Without awareness of these primary core issues, Ella and Cory are doomed to repeated fights. In the couple’s session, Joyce and I helped them clearly see these early life wounds. This alone will minimize their conflict. But it takes more than awareness. It takes being proactive with clear appreciations.

We asked Cory and Ella to face one another. Then we directed Cory, “Can you tell Ella that she is just as important as everyone else in her life?” Cory looked surprised, but quickly softened and spoke, “Of course you’re just as important as anyone else. To me you’re more important than anyone else. And there’s nothing you have to do to prove it. I’m committed to letting you know this every day.” Ella smiled and relaxed a bit. These were the words she most needed to hear.

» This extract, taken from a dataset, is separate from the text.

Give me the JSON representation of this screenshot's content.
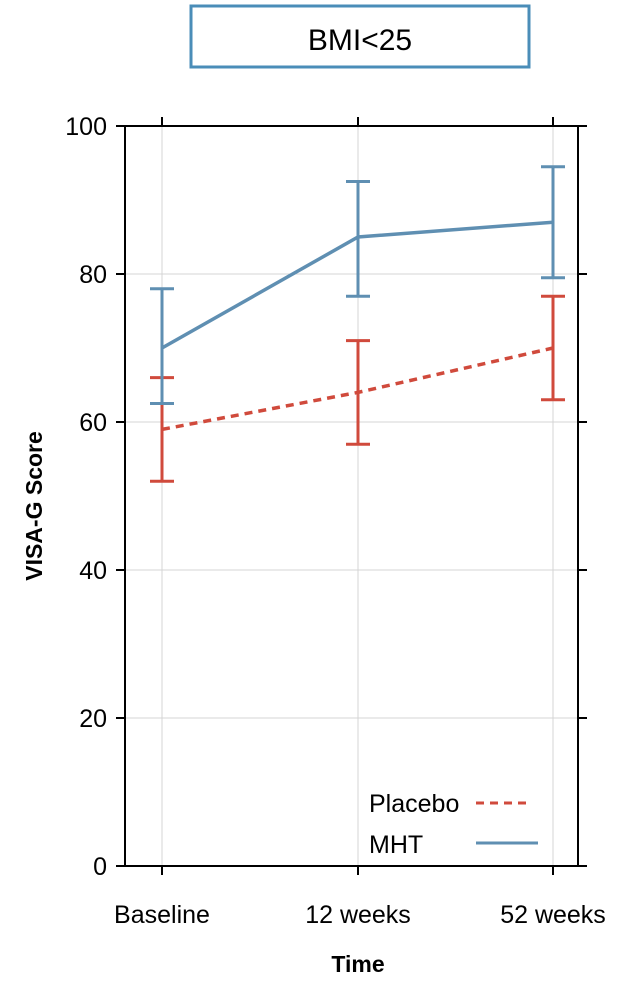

Next we asked Ella, “Can you tell Cory what he does right and good enough?” Ella spoke, “Oh Cory, I’m so sorry I don’t tell you enough. You love our kids and me completely. You work hard for us. Even when you’re tired, you still play wonderful games with the kids, or find the time to fix everything that’s broken. I know how much you need to hear these things. I promise to let you know every day that you’re more than good enough.” We couldn’t help but notice the tear sliding down Cory’s cheek.

Are you more “I’m not good enough” or “I have to take care of everyone?” Or are you both equally? Remember there is a loving divine parent inside you who yearns to free you from this negative thinking. All you need to do is wrap your arms around yourself and speak words of loving affirmation to the child part of you. In this way, you heal and re-parent your hurt child.

If you have a partner, does she or he carry one or both of these issues? Have the courage to address your partner’s inner child with words of love and approval. And have the courage to vulnerably inform your partner about your own core issues. Healing and re-parenting comes from yourself, but it also comes from those you love. Ella and Cory know this truth … and practice it every day! So can you!